There is a problem of seniors seeking vaccines: they cannot use the Internet

Many seniors feel comfortable texting, tweeting and surfing the Internet. But for those who do not do so, taking time to learn a new skill often seems challenging, Mr. Kamber said. Older adult technology services have taught 48,000 people how to start online since the epidemic began, he said, and operates a technical support hotline. When the vaccine sign-up began, employees on the phone raised thousands of questions about how to book appointments.

Area agencies on aging, part of one National aging network Funded by the federal government and also helping oversee the administration for community living. Local chapters are calling on seniors and helping them register for vaccine appointments by phone or in-person, said Sandy Markwood, chief executive of area agencies, adding that it includes more than 600 nonprofit regional centers across the state Are directed by governments.

In Akron, Ohio, 78-year-old Lee Freund said that every hospital, pharmacy and grocery store looking for a vaccine directed him to confuse web pages. Ms. Freund accidentally managed to sign up for a grocery delivery, but there was no shot. She collapsed in tears.

“When you’re alone, it’s frustrating, it’s terrifying, and it’s very emotional,” Ms. Freund said. She said that she did not call her children for help because she did not want to be a burden. “It almost makes me think, ‘I don’t think it’s worth it.’ ‘

Ms. Freund eventually got help from the nearby Area Agency on Aging, where a woman hired her.

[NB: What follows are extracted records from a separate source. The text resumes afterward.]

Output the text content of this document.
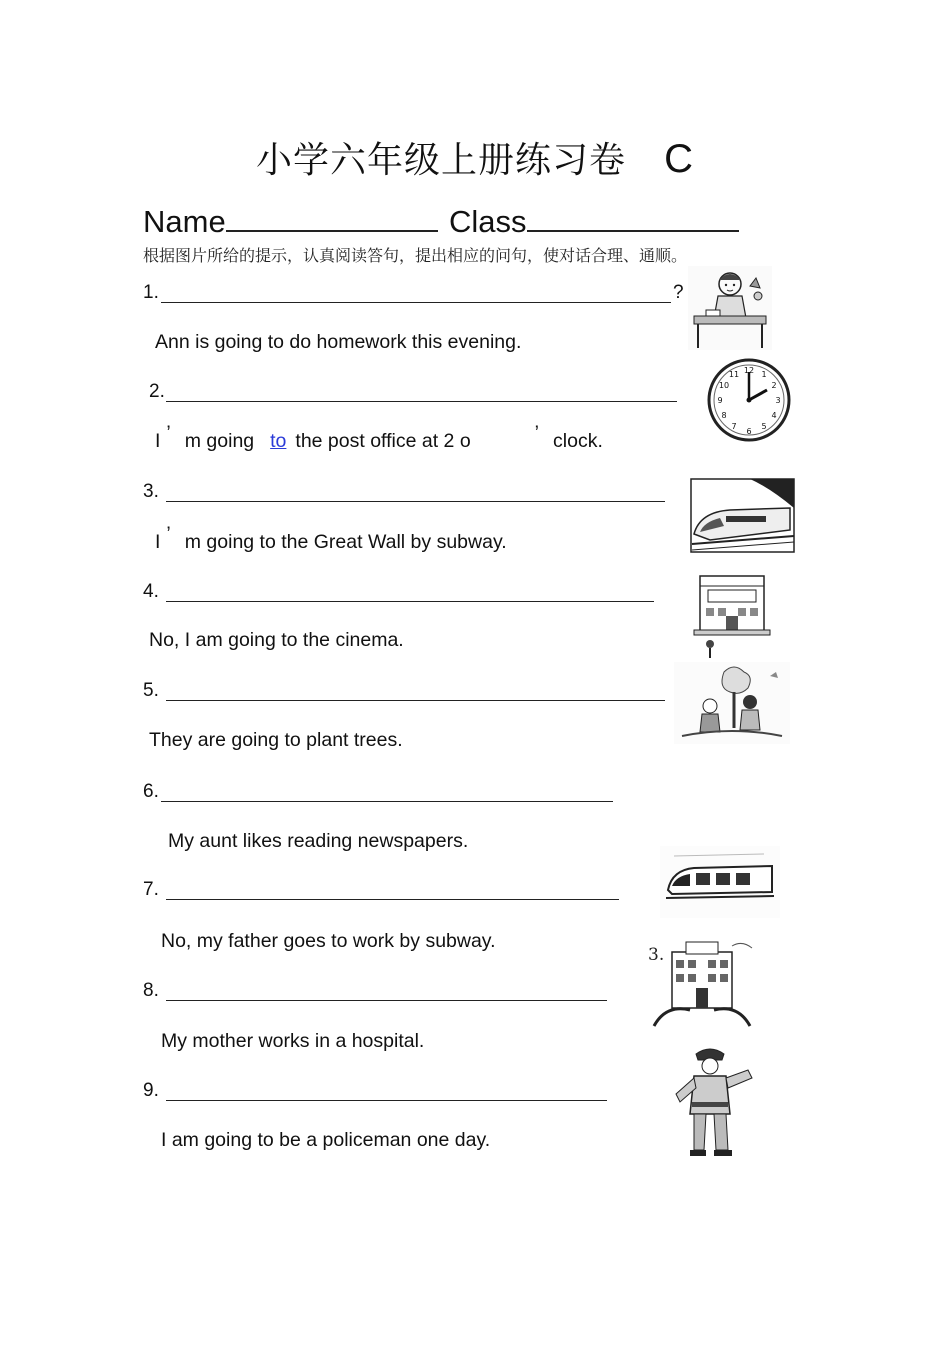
小学六年级上册练习卷 C
Name	Class
根据图片所给的提示，认真阅读答句，提出相应的问句，使对话合理、通顺。
1.	?
Ann is going to do homework this evening.
2.
I ’ m going to the post office at 2 o	’ clock.
3.
I ’ m going to the Great Wall by subway.
4.
No, I am going to the cinema.
5.
They are going to plant trees.
6.
My aunt likes reading newspapers.
7.
No, my father goes to work by subway.
8.
My mother works in a hospital.
9.
I am going to be a policeman one day.
12 1
2
3
4
5
6
7
8
9
10
11
3.
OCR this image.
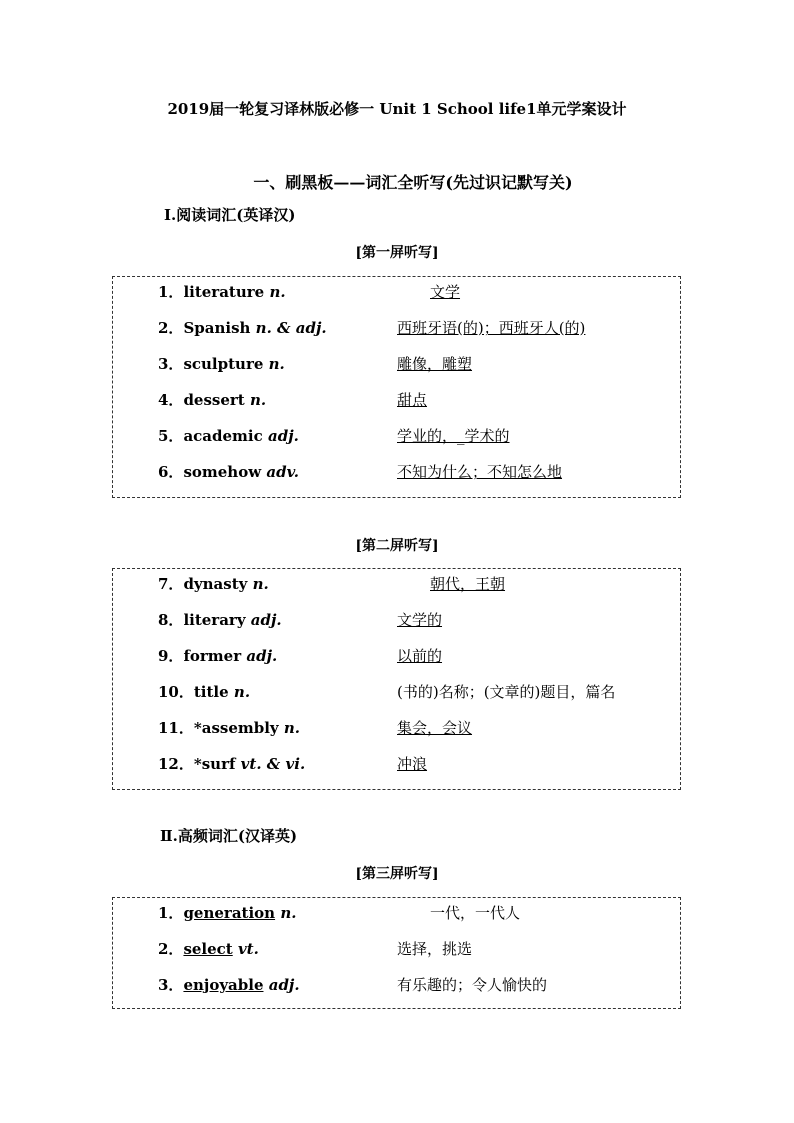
2019届一轮复习译林版必修一 Unit 1 School life1单元学案设计
一、刷黑板——词汇全听写(先过识记默写关)
Ⅰ.阅读词汇(英译汉)
[第一屏听写]
1．literature n.	文学
2．Spanish n. & adj.	西班牙语(的)；西班牙人(的)
3．sculpture n.	雕像，雕塑
4．dessert n.	甜点
5．academic adj.	学业的，_学术的
6．somehow adv.	不知为什么；不知怎么地
[第二屏听写]
7．dynasty n.	朝代，王朝
8．literary adj.	文学的
9．former adj.	以前的
10．title n.	(书的)名称；(文章的)题目，篇名
11．*assembly n.	集会，会议
12．*surf vt. & vi.	冲浪
Ⅱ.高频词汇(汉译英)
[第三屏听写]
1．generation n.	一代，一代人
2．select vt.	选择，挑选
3．enjoyable adj.	有乐趣的；令人愉快的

As of Thursday, about 24 million Americans age 65 and over or about 41 percent received at least one coronavirus vaccine dose according to Population Control and Prevention, according to the Population Control and Prevention Data. Compiled by the Kaiser Family Foundation. Senator Tina Smith, a Democrat from Minnesota who has reintroduced a bill last year that would allocate funds to help older Americans get online, said the government would prevent senior agencies from giving money quickly to preventable crises Failed to overtake.

Aging-network organizations “have been overwhelmed by the needs and demands and are working themselves through an epidemic,” Ms. Smith said in an interview. “We have restarted it and we are seeing its impact,” he said.